With its flexibility and huge choice of majors, the Bachelor of Liberal Arts and Science provides you with a background in both the humanities and the sciences, and gives you useful skills that will make you highly valued by potential employers in jobs across the market. From writing and presenting to thinking ethically and critically, the BLAS degree is your preparation for life beyond the classroom. This is a course designed for the student who is fascinated by the world and wants to learn as much about it as they can. With a BLAS degree, you can indulge your interests in both the arts and sciences without restricting yourself to just one specialist area of study. Over the three-year degree, you choose either an arts or a science major. With over 40 arts majors and 30 science majors, that adds up to almost 80 choices, from Philosophy to Physics to Political Economy. You will then complement your major by choosing subjects from the other area, ensuring you leave with the well-rounded knowledge base that defines graduates of liberal arts degrees. But the BLAS degree is about much more than what facts and figures you learn. It's about getting skills that can be used in life beyond the classroom. A special Liberal Studies stream has been built into the BLAS degree to boost your communication and analytical skills, which potential employers have told us time and time again are the skills that they look for in recruits.

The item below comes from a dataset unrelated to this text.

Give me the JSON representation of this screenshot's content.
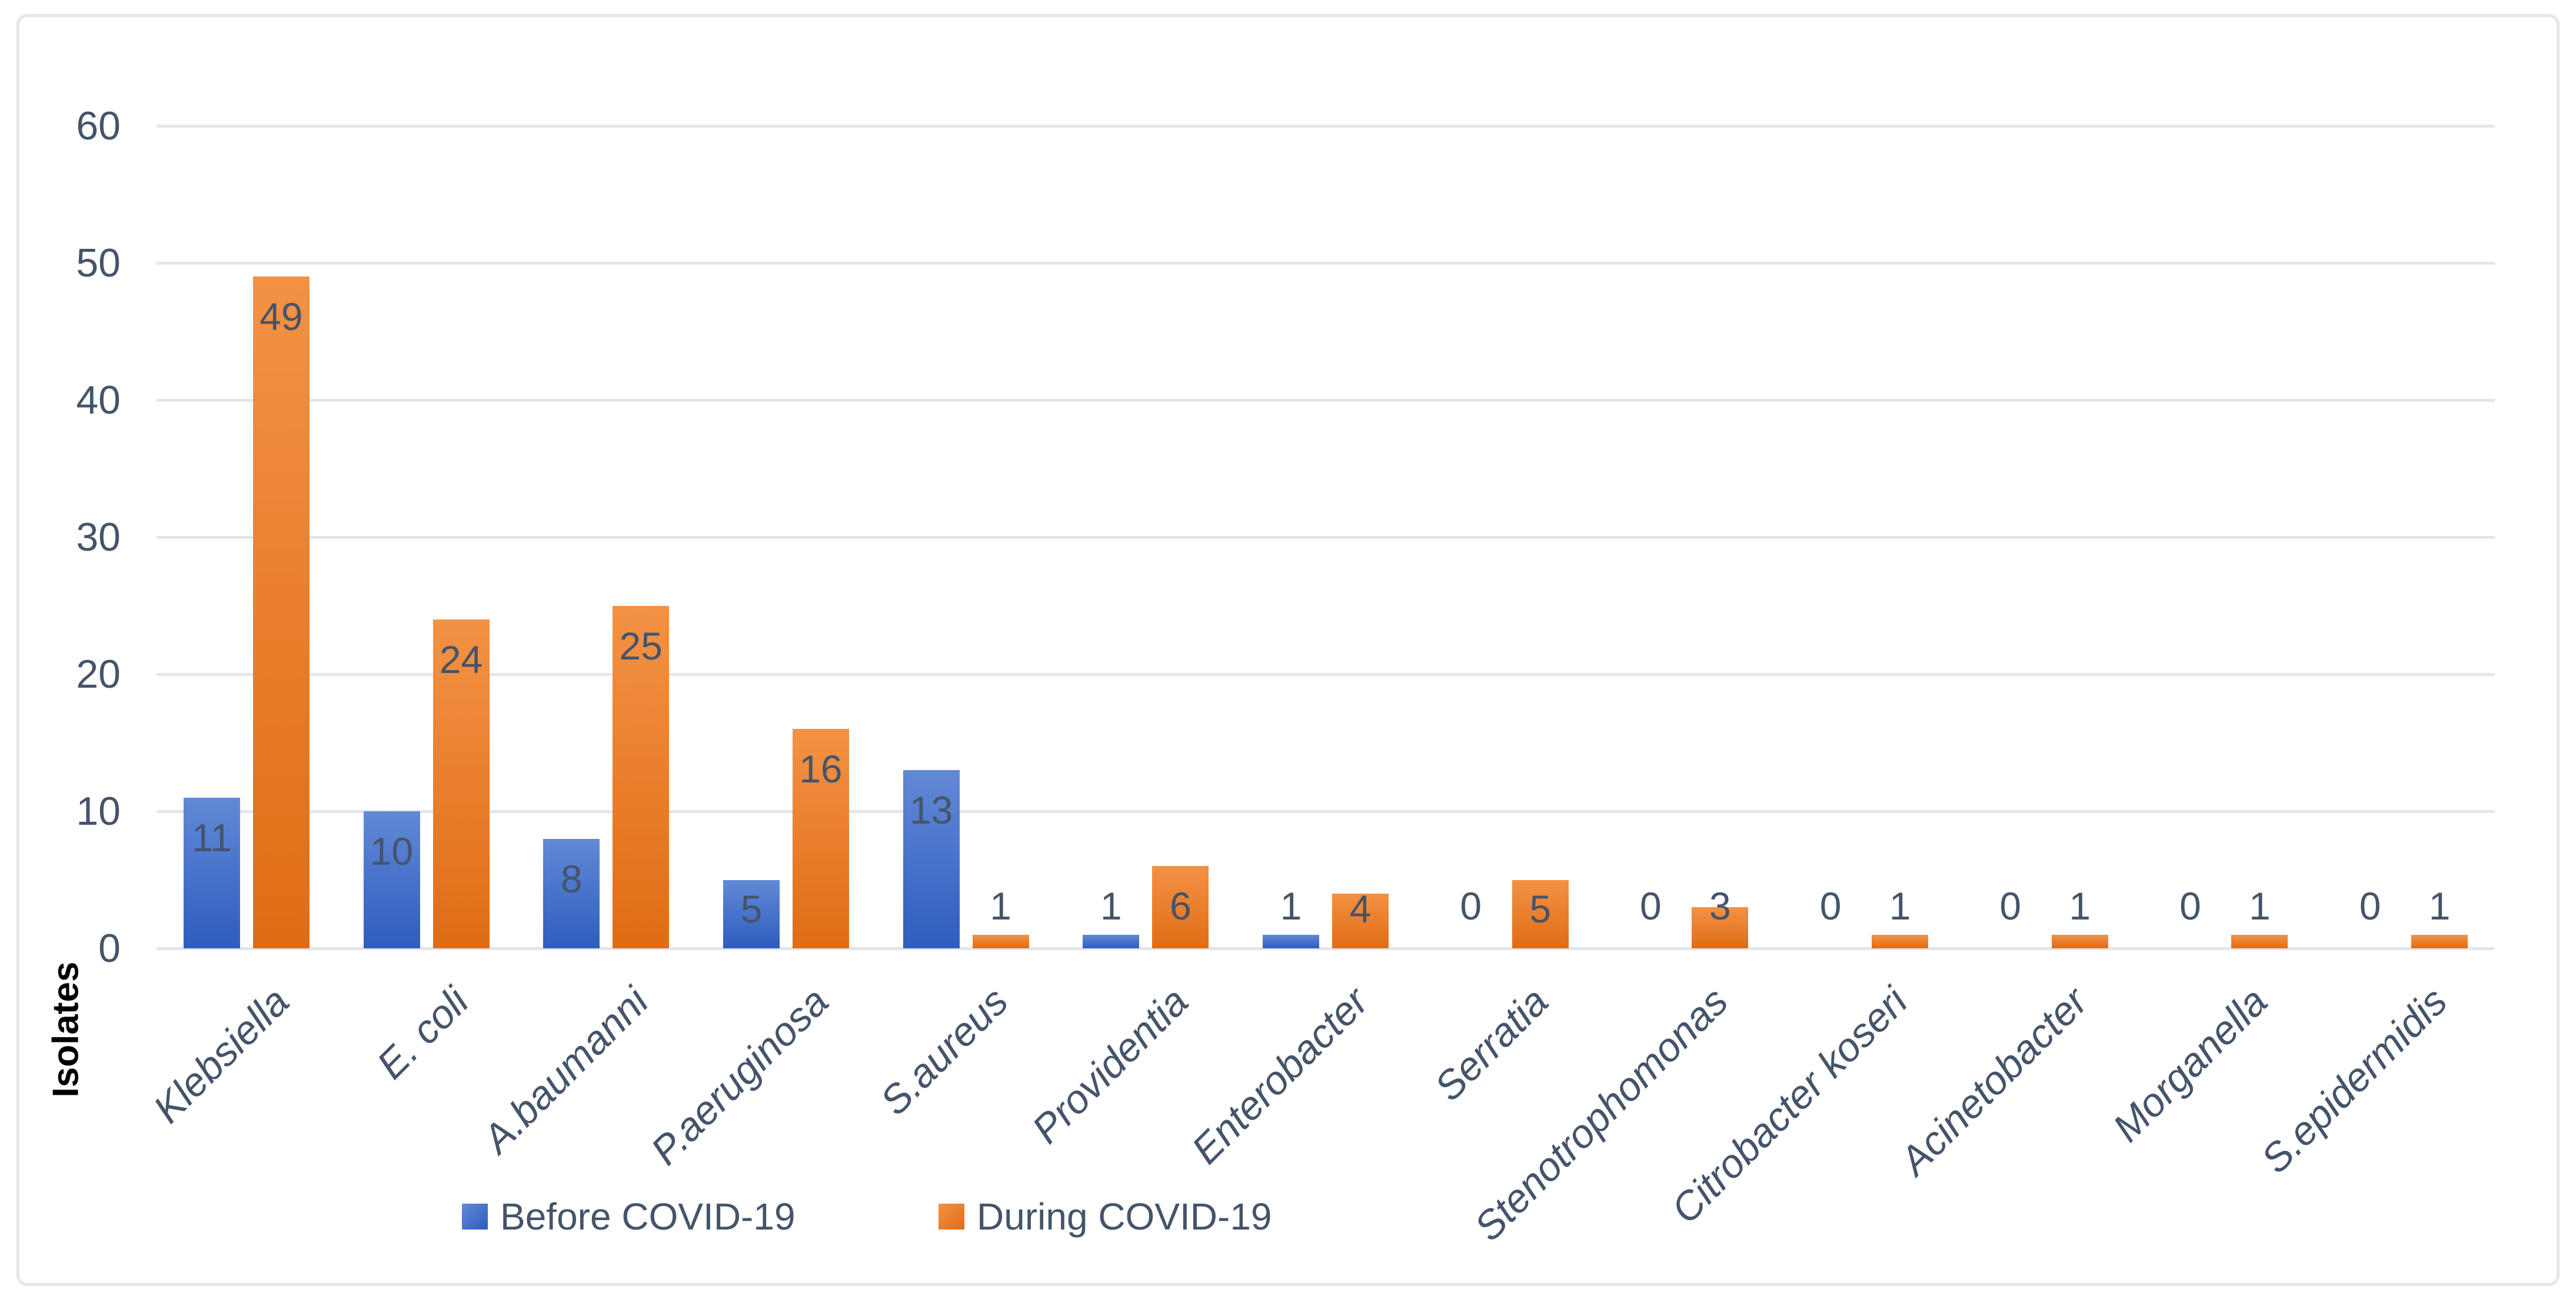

The Gender Studies major offers you a unique interdisciplinary perspective on how gender shapes both formal knowledge and everyday experience. It encourages you to think beyond common-sense ideas about what it means to be male or female, and to recognise instead the many different ways that people embody and experience gender. The study of gender is one of the most intellectually challenging and socially important areas of enquiry in the Humanities and Social Sciences. A major in Gender Studies will enrich your knowledge and understandings of masculinity, femininity, sexuality and identity and will provide an important framework for considering social issues, ranging from debates about marriage equality and new forms of intimacy to gendered forms of labour, violence and representational practices. This major equips you with critical and conceptual skills, as well as research and writing skills that provide an important complement to degrees in Arts and Social Sciences, Law, Psychology, Nursing and Medicine and will assist in enhancing career prospects in these disciplines and fields.
Our graduates enter a wide range of careers. Examples include: Advocacy and welfare officer, Community development officer, Journalist or cultural critic, Academic, Health and welfare officer, Human resources officer, Political and public policy adviser, Social researcher, Teacher (with further study) and Social worker (with further study).